My daughter got into a fight at school yesterday.
At lunchtime, she was sitting with a boy when three girls started picking on her. According to my middle school-aged child, the teasing was relentless and she couldn’t ignore it anymore. She snapped and lunged at the lead mean girl, claws out. Following the incident, she shut down and was inconsolable.
We had a good talk when I got home from work, which ended in tears and a huge hug. This morning, however, she melted down at the thought of going to school. She claimed to be sick, but I knew better. Her anxiety was eating away at her insides.
She stayed home and so did I. Tomorrow is another day.
“Surrender to what is. Let go of what was. Have faith in what will be.” — Sonia Ricotti
I’ve been in one of those recurring funks regarding my writing. I’m crippled by the weight of imposter syndrome and feeling utterly and completely uninspired. Defeated. Unworthy.
All I’m doing is fighting against myself.
Like a teenage girl protecting herself against the hurtful words of others, I react in one of two ways: I freeze or fly into a self-destructive rage.
I’m not the young woman I once was. I’ve been through the traumas of life and walls have been built. As a writer, I keep myself partially hidden in the shadows. Instead of riding the tide, I keep one foot firmly planted behind the wall. The shadows are keeping me from being truly free as a writer.
What do I need to do to get to the point where I shout to the sky in pride, “Look at me! Look at what I wrote. It’s raw and it’s honest and I’m completely vulnerable.” And I take the chance of getting hurt even though I know, like all the other times, I’ll survive.
It isn’t just my writing. I hide from relationships in the same manner. The shadows consume me.
When I was my daughter’s age, I decided to enter seventh grade as a new woman. My new school clothes were primo early 80s fashions, I began to wear makeup, and my hair was adequately feathered and frozen with the white and pink can of Aqua Net.

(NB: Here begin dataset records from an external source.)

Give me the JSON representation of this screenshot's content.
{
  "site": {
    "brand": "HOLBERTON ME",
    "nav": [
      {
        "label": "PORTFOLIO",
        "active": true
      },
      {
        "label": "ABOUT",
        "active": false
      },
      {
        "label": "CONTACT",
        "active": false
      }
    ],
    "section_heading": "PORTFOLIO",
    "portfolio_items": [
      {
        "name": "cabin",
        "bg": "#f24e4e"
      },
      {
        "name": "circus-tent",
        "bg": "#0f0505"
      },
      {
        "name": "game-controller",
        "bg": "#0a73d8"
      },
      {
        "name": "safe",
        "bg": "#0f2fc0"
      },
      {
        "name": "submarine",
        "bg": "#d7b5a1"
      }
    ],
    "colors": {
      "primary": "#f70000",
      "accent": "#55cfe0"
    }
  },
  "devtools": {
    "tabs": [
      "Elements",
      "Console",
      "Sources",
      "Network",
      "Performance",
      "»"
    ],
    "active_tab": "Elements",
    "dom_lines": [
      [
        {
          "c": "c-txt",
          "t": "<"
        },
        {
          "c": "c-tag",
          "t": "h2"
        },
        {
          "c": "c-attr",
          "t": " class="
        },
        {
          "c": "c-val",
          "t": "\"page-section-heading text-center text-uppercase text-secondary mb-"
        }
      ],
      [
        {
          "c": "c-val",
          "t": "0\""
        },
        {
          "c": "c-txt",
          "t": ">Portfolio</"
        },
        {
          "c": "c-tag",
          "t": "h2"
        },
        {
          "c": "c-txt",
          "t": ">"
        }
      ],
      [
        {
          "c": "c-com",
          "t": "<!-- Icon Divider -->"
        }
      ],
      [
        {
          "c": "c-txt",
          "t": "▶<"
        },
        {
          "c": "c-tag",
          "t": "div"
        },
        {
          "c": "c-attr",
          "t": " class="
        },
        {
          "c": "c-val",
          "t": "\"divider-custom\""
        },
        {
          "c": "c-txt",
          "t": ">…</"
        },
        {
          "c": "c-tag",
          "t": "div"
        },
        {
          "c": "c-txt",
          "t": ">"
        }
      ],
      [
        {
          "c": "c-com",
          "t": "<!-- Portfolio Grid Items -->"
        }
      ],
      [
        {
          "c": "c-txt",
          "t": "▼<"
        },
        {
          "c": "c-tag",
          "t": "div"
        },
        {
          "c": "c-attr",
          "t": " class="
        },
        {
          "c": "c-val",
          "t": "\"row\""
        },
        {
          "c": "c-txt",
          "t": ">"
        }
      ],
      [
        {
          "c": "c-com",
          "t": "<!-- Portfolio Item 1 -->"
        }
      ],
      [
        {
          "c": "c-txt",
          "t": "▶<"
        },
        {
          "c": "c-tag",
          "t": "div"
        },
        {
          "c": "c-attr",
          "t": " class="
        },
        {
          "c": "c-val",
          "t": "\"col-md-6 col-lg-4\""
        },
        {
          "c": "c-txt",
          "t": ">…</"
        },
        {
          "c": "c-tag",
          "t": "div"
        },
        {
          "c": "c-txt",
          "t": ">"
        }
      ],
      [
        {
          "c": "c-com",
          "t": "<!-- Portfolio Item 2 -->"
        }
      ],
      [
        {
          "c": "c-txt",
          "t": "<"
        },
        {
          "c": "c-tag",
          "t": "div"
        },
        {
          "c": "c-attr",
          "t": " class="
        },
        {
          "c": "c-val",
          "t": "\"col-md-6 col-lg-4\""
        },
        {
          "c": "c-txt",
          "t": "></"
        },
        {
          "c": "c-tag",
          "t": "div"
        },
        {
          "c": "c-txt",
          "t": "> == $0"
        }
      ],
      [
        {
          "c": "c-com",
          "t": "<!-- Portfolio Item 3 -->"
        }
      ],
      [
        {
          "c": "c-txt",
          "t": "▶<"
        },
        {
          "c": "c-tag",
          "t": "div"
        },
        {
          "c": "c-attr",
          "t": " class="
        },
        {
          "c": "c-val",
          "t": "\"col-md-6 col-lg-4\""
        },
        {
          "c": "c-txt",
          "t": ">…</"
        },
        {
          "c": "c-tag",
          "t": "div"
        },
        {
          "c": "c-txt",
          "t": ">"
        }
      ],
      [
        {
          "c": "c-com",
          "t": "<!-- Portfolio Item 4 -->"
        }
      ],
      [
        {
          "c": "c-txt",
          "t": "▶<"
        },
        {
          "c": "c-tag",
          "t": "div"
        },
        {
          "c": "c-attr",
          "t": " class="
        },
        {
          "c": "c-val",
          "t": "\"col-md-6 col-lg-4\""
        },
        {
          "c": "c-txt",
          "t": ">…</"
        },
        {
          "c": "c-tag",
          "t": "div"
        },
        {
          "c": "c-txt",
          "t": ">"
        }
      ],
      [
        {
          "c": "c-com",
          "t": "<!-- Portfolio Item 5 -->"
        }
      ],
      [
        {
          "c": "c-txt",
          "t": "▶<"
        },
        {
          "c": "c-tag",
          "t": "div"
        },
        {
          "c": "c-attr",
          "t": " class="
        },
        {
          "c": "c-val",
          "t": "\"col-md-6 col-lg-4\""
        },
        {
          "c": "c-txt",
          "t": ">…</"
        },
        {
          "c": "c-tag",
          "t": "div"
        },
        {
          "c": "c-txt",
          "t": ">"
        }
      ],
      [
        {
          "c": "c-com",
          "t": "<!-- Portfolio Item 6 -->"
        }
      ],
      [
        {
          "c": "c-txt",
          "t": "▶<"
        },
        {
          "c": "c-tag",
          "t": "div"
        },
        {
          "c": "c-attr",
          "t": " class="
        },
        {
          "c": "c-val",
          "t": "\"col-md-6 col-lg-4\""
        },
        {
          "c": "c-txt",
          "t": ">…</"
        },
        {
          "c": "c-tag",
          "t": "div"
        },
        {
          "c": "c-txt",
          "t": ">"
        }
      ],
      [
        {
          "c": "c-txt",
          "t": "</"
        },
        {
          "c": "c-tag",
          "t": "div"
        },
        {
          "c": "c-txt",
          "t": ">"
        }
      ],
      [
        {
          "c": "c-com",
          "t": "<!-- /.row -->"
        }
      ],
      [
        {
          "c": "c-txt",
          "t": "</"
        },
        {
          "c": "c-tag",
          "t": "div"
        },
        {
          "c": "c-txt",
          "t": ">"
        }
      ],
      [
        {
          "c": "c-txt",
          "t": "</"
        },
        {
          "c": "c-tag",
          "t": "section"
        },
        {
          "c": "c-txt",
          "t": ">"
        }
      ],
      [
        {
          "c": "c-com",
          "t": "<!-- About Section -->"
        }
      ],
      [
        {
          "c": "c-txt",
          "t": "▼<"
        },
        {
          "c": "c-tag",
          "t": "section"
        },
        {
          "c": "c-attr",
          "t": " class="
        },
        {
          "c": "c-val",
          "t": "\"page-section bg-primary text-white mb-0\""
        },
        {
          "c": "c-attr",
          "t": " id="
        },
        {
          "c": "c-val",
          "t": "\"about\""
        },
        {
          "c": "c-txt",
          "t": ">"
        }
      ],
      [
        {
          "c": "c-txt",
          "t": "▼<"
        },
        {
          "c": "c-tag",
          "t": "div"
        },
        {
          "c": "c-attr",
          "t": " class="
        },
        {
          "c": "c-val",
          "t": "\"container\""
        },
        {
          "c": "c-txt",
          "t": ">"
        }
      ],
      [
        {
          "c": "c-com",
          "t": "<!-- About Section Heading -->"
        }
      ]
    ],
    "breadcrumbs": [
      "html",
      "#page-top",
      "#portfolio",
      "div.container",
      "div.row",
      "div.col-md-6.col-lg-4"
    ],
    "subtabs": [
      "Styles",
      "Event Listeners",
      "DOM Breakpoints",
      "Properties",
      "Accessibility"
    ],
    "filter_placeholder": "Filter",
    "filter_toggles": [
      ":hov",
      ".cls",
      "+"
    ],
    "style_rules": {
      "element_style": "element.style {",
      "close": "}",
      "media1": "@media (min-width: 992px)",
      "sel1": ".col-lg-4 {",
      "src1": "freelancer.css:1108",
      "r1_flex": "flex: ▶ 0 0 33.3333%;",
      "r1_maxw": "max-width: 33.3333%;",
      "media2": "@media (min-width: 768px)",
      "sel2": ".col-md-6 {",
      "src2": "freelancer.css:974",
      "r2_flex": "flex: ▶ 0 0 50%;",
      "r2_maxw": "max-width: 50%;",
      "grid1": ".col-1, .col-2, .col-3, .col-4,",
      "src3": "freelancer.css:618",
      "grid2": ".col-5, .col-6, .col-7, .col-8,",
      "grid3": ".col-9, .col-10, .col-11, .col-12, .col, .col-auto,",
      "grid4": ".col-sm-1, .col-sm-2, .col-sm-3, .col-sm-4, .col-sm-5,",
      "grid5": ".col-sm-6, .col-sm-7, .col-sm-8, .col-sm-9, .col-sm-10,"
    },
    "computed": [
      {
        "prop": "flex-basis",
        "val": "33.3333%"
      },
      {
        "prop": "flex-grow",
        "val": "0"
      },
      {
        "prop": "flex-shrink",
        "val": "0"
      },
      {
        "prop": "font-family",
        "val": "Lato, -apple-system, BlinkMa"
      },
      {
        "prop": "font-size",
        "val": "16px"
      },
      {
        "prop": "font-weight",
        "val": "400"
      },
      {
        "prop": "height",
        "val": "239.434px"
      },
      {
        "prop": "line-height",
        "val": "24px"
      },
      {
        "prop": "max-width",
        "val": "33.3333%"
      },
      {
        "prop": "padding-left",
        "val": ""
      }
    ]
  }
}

I also made over my personality.
I decided that Junior High was it. I was going to be popular. I was leaving the nerdy girl with good grades behind. I refused to wear my glasses, opting for roach clips and leg warmers instead.
My giggles became overly bubbly and loud. I embraced a new airheaded way of presenting myself. I wore heavy blue eyeshadow and chewed wads of Hubba Bubba. I was the poster girl for everything you can imagine or remember of that era.
It felt natural. It felt like I was going with my flow. This was the direction I wanted to be in. I would not be the butt of anyone’s joke anymore. But that wasn’t the case. I was swimming upstream. Soon, the kids called me ditzy. They called me “Spaz.” And they insisted that I didn’t have a brain in my bubble-headed body. Everything I masked and dressed up with lipstick led me right back to the same path.
I tried to lean into it. That first year I did. But then I spent the remainder of my school years trying to prove that I was smarter than everyone was giving me credit for, that I had talent, that I wasn’t so weird, and most of all, that I had worth.
I felt like an imposter in my own body, and I fought so hard against what was happening around me. But what would the right thing have been? I wanted to make myself over — I was growing up. I was finding my personality, my place.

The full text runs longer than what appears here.